GRANGEVILLE As many young people do, during college Adam Forsmann decided he would like to someday settle down back home.
A 1996 graduate of Prairie High School in Cottonwood, he had spent two years at North Idaho College in Coeur d’Alene in a pre-engineering program and then went on to finish in agricultural engineering at the University of Idaho.
“I really didn’t know what I’d do, but I knew I wanted to be here on the Camas Prairie,” he said.
When a friend suggested he call the fledgling company Advanced Welding and Steel (AWS) as they may be looking for someone who could use the CAD computer drafting program, Forsmann decided to giver AWS owner Ryan Uhlenkott a call.
“I knew Ryan as he was a couple of years ahead of me in school [at PHS], so I decided to see if AWS had anything open,” he said.
The next, as they say, is history.
Forsmann began as a project manager and drafter, working part time in the shop at the AWS facility, which was then located in the old blue MacGregor building.
“It was a lot of hands-on learning – the company was growing pretty quickly,” he recalled.
Forsmann was recently named general manager of AWS, giving Uhlenkott a little more breathing room to manage his multiple additional business endeavors.
The company built on its current 30-acre plot on U.S. Highway 95 in Grangeville in 2008. Now, the business employs 70-plus people. To help with employment opportunities and using the employees’ time most efficiently, the company has invested in CNC equipment and technology that helps reduce some of the man hours. To help with community awareness, a “Steel Days” open house is set for the end of this month.

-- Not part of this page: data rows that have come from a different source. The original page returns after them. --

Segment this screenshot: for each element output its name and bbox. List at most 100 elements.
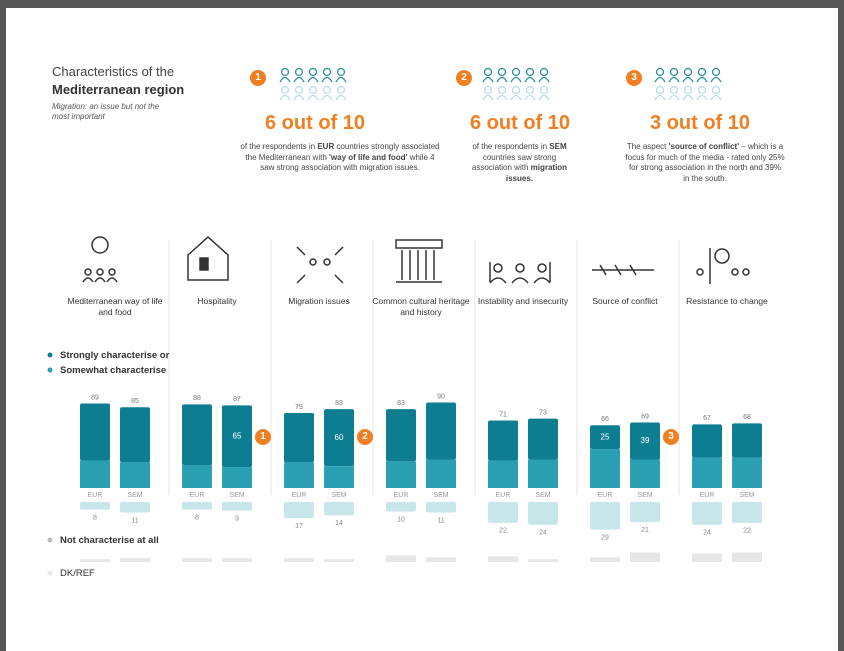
legend-label: Not characterise at all [60,535,159,546]
subgroup-label: EUR [88,492,103,499]
person-icon [696,94,708,101]
subgroup-label: SEM [535,492,550,499]
bar-dk [182,558,212,562]
callout-text: The aspect 'source of conflict' – which … [625,142,785,184]
subgroup-label: SEM [739,492,754,499]
bar-strongly [590,425,620,450]
bar-somewhat [182,465,212,488]
data-label: 11 [437,517,444,524]
person-icon [335,76,347,83]
bar-dk [80,559,110,562]
person-icon [539,67,549,77]
bar-somewhat [284,462,314,488]
person-icon [482,76,494,83]
bar-strongly [488,420,518,461]
bar-strongly [182,404,212,466]
person-icon [524,76,536,83]
data-label: 10 [397,516,405,523]
person-icon [293,76,305,83]
data-label: 39 [641,436,650,445]
bar-not [386,502,416,512]
bar-dk [120,558,150,562]
person-icon [321,94,333,101]
bar-not [528,502,558,525]
bar-dk [732,552,762,562]
total-label: 68 [743,414,751,421]
bar-somewhat [590,449,620,488]
category-label: Common cultural heritage and history [372,296,470,317]
bar-not [120,502,150,513]
person-icon [682,76,694,83]
bar-strongly [80,403,110,461]
subgroup-label: EUR [700,492,715,499]
subgroup-label: SEM [433,492,448,499]
legend-swatch [47,570,53,576]
person-icon [696,76,708,83]
bar-strongly [426,402,456,460]
text-run: SEM [549,142,567,151]
bar-not [426,502,456,513]
person-icon [307,76,319,83]
person-icon [655,85,665,95]
bar-strongly [528,418,558,460]
person-icon [697,67,707,77]
person-icon [483,67,493,77]
total-label: 83 [397,400,405,407]
bar-dk [386,555,416,562]
person-icon [668,76,680,83]
total-label: 83 [335,400,343,407]
text-run: The aspect [626,142,669,151]
callout-headline: 6 out of 10 [264,112,365,134]
person-icon [524,94,536,101]
bar-not [590,502,620,530]
bar-strongly [386,409,416,462]
data-label: 65 [233,431,242,440]
bar-not [80,502,110,510]
subgroup-label: EUR [190,492,205,499]
person-icon [525,67,535,77]
subgroup-label: EUR [496,492,511,499]
bar-not [692,502,722,525]
person-icon [510,76,522,83]
bar-not [222,502,252,511]
text-run: EUR [317,142,335,151]
callout-number: 2 [456,70,472,86]
bar-dk [284,558,314,562]
person-icon [538,94,550,101]
total-label: 88 [193,395,201,402]
data-label: 21 [641,527,649,534]
title: Mediterranean region [52,82,185,97]
data-label: 8 [93,514,97,521]
person-icon [710,76,722,83]
bar-dk [426,557,456,562]
bar-dk [222,558,252,562]
bar-dk [324,559,354,562]
data-label: 22 [499,528,507,535]
category-label: Mediterranean way of life and food [67,296,163,317]
total-label: 66 [601,416,609,423]
person-icon [482,94,494,101]
text-run: 'source of conflict' [668,142,740,151]
callout-text: of the respondents in SEM countries saw … [462,142,577,184]
data-label: 60 [335,433,344,442]
person-icon [697,85,707,95]
person-icon [511,85,521,95]
person-icon [279,76,291,83]
total-label: 89 [91,394,99,401]
person-icon [525,85,535,95]
bar-somewhat [528,459,558,488]
person-icon [539,85,549,95]
bar-strongly [222,405,252,468]
data-label: 9 [235,515,239,522]
person-icon [496,94,508,101]
person-icon [293,94,305,101]
subgroup-label: SEM [331,492,346,499]
subgroup-label: EUR [598,492,613,499]
callout-headline: 6 out of 10 [469,112,570,134]
person-icon [538,76,550,83]
data-label: 11 [131,517,138,524]
person-icon [336,85,346,95]
bar-dk [590,557,620,562]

“Adam has been a good fit from the start and he’s a hard worker,” Uhlenkott said. “We hope the community will stop by the open house Friday, Sept. 28, congratulate Adam and see what goes on at AWS.” He added that Forsmann is a good company person, always after the greater good for the company, all while working hard and remaining humble.
Forsmann said AWS is a good place to work as it’s family oriented, offers a challenge and produces a good product it can stand behind.
“And, to brag just a little bit,” he smiled, “AWS is quite well known in the steel industry – we offer a superior quality product and are sought after. Customers know they will have a job that is done right and on time.”
Uhlenkott and Forsmann agree one of the main obstacles in further growth is finding employees who have the skills and desire to work.
“We have great workers, but to grow more, we need more of them,” Forsmann said.
“That’s why we’ve added the welding classes,” Uhlenkott stated.
AWS has been offering 10-week welding classes through Lewis-Clark State College at no cost to participants. These applicants are interviewed and hand-chosen for the program, knowing a job will be available at the end. Participants are also paid a wage while attending classes.
“It’s kind of a way to grow our own, at no cost to the person taking the classes,” Uhlenkott said.
Forsmann added the business is about 50 percent welding, but also offers a variety of other positions including those in the office, drafting, estimating, business managers, shipping, CNC operations, painting and forklift driving.
The men said the majority of AWS’s business is in Washington and Oregon, but they have also had work throughout Idaho and in Alaska, Hawaii, California, Montana, Utah, Texas and Guam, with schools, hospitals, manufacturing plants and warehouses being among the largest clients.
“We ship an average of about 15 million pounds of steel a year,” Uhlenkott said, adding he appreciates his entire team.
Uhlenkott said Forsmann knows the AWS business very well and he feels he is an excellent choice for general manager.
“He started working on the financial side a bit heavier almost two years ago and has grown to the point that he does better than in most cases,” Uhlenkott smiled. “At that point, you know it’s time to step aside and let him run with it. He’s a great advocate for the company as well as the employees and really desires and works for a team atmosphere.
“I’m really excited to see what he can do,” Uhlenkott noted. “but I know it takes everyone from the very first step down to the last person to touch the product to make it all happen.”